As of July 19, 2022, BBC and the Met Office reported the first red warning in the U.K at 40°C. According to the BBC, Coningsby in Lincolnshire recorded a temperature of 40.3°C. Previously, over 34 locations had exceeded the U.K.'s previous highest-temperature record of 38.7°C in 2019. "There is a 70 percent chance of maximum temperatures over 40°C in isolated parts of the U.K. for the start of next week. Mid to high, 30s°C will be seen more widely with a 95 percent chance we will exceed the current record," the Met Office stated on July 15.
The U.K. has witnessed heatwaves in the past two decades; however, it is does not mean that these temperatures are normal for summers.
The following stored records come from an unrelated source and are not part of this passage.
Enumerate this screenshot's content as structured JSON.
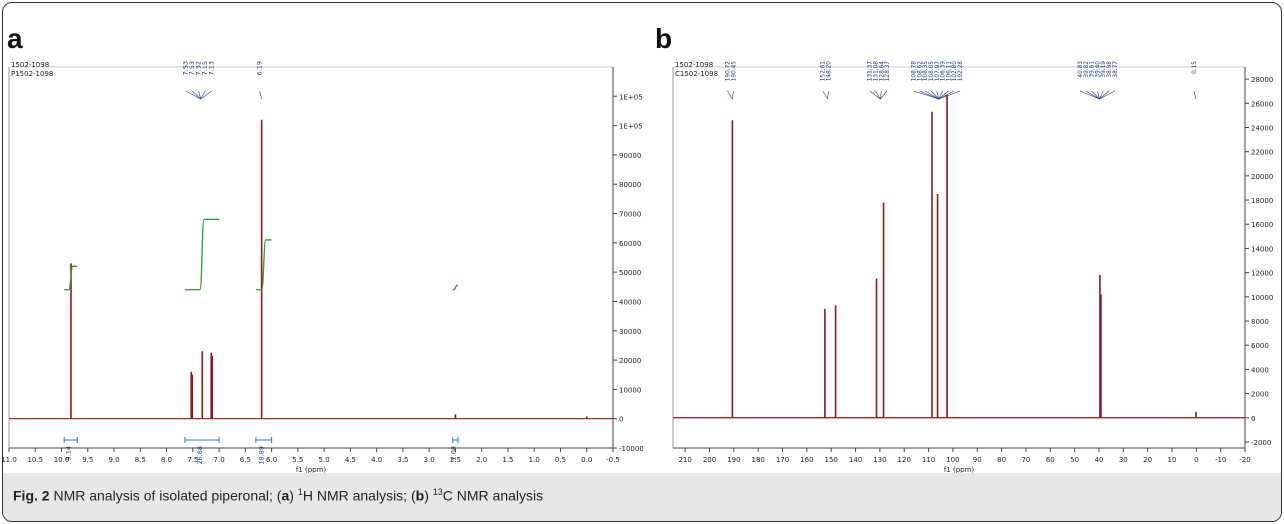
{
  "panels": {
    "a_letter": "a",
    "b_letter": "b"
  },
  "caption": {
    "fig_label": "Fig. 2",
    "part1": " NMR analysis of isolated piperonal; (",
    "a": "a",
    "part2": ") ",
    "sup_a": "1",
    "part3": "H NMR analysis; (",
    "b": "b",
    "part4": ") ",
    "sup_b": "13",
    "part5": "C NMR analysis"
  },
  "chart_data": [
    {
      "type": "line",
      "id": "a",
      "header_lines": [
        "1502-1098",
        "P1502-1098"
      ],
      "xlabel": "f1 (ppm)",
      "x_ticks": [
        "11.0",
        "10.5",
        "10.0",
        "9.5",
        "9.0",
        "8.5",
        "8.0",
        "7.5",
        "7.0",
        "6.5",
        "6.0",
        "5.5",
        "5.0",
        "4.5",
        "4.0",
        "3.5",
        "3.0",
        "2.5",
        "2.0",
        "1.5",
        "1.0",
        "0.5",
        "0.0",
        "-0.5"
      ],
      "xlim": [
        11.0,
        -0.5
      ],
      "y_ticks": [
        "-10000",
        "0",
        "10000",
        "20000",
        "30000",
        "40000",
        "50000",
        "60000",
        "70000",
        "80000",
        "90000",
        "1E+05",
        "1E+05"
      ],
      "ylim": [
        -10000,
        120000
      ],
      "peak_labels": [
        "7.53",
        "7.53",
        "7.32",
        "7.15",
        "7.13",
        "6.19"
      ],
      "peaks": [
        {
          "x": 9.82,
          "y": 53000
        },
        {
          "x": 7.53,
          "y": 16000
        },
        {
          "x": 7.51,
          "y": 15000
        },
        {
          "x": 7.32,
          "y": 23000
        },
        {
          "x": 7.15,
          "y": 22500
        },
        {
          "x": 7.13,
          "y": 21500
        },
        {
          "x": 6.19,
          "y": 102000
        },
        {
          "x": 2.5,
          "y": 1500
        },
        {
          "x": 0.0,
          "y": 800
        }
      ],
      "integrals": [
        {
          "from": 9.95,
          "to": 9.7,
          "y_start": 44000,
          "y_end": 52000,
          "label": "9.14"
        },
        {
          "from": 7.65,
          "to": 7.0,
          "y_start": 44000,
          "y_end": 68000,
          "label": "26.88"
        },
        {
          "from": 6.3,
          "to": 6.0,
          "y_start": 44000,
          "y_end": 61000,
          "label": "18.89"
        },
        {
          "from": 2.55,
          "to": 2.45,
          "y_start": 44000,
          "y_end": 45500,
          "label": "1.08"
        }
      ]
    },
    {
      "type": "line",
      "id": "b",
      "header_lines": [
        "1502-1098",
        "C1502-1098"
      ],
      "xlabel": "f1 (ppm)",
      "x_ticks": [
        "210",
        "200",
        "190",
        "180",
        "170",
        "160",
        "150",
        "140",
        "130",
        "120",
        "110",
        "100",
        "90",
        "80",
        "70",
        "60",
        "50",
        "40",
        "30",
        "20",
        "10",
        "0",
        "-10",
        "-20"
      ],
      "xlim": [
        215,
        -20
      ],
      "y_ticks": [
        "-2000",
        "0",
        "2000",
        "4000",
        "6000",
        "8000",
        "10000",
        "12000",
        "14000",
        "16000",
        "18000",
        "20000",
        "22000",
        "24000",
        "26000",
        "28000"
      ],
      "ylim": [
        -2500,
        29000
      ],
      "peak_labels": [
        "190.72",
        "190.45",
        "152.61",
        "148.20",
        "131.37",
        "131.08",
        "128.64",
        "128.37",
        "108.78",
        "108.62",
        "108.35",
        "108.05",
        "107.97",
        "106.39",
        "106.11",
        "102.80",
        "102.28",
        "40.83",
        "39.82",
        "39.61",
        "39.40",
        "39.19",
        "38.98",
        "38.77",
        "0.15"
      ],
      "peaks": [
        {
          "x": 190.6,
          "y": 24600
        },
        {
          "x": 152.6,
          "y": 9000
        },
        {
          "x": 148.2,
          "y": 9300
        },
        {
          "x": 131.4,
          "y": 11500
        },
        {
          "x": 128.5,
          "y": 17800
        },
        {
          "x": 108.6,
          "y": 25300
        },
        {
          "x": 106.3,
          "y": 18500
        },
        {
          "x": 102.4,
          "y": 26700
        },
        {
          "x": 39.6,
          "y": 11800
        },
        {
          "x": 39.2,
          "y": 10200
        },
        {
          "x": 0.15,
          "y": 500
        }
      ]
    }
  ]
}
The BBC quoted the Intergovernmental Panel on Climate Change (IPCC), which had said, "we're living in the hottest period for 125,000 years." According to the IPCC, the cause of these extreme weather conditions is excess use of fossil fuels and global warming.
The mainstream media reporting these figures are not trying to push a "green agenda." Several conspiracy theories, such as the government controlling weather forecasts and how weather temperatures have not changed in a decade, have been made regarding climate change in the past few years. Various media outlets and fact-checking organizations have debunked these conspiracy theories repeatedly.
Although the U.K. has experienced heatwaves in the past decade, the current heatwave has witnessed the highest temperatures taking the mercury over 40°C. BBC did not use the same forecast from 2003 to report on the current heatwave. Hence, we have marked this claim false.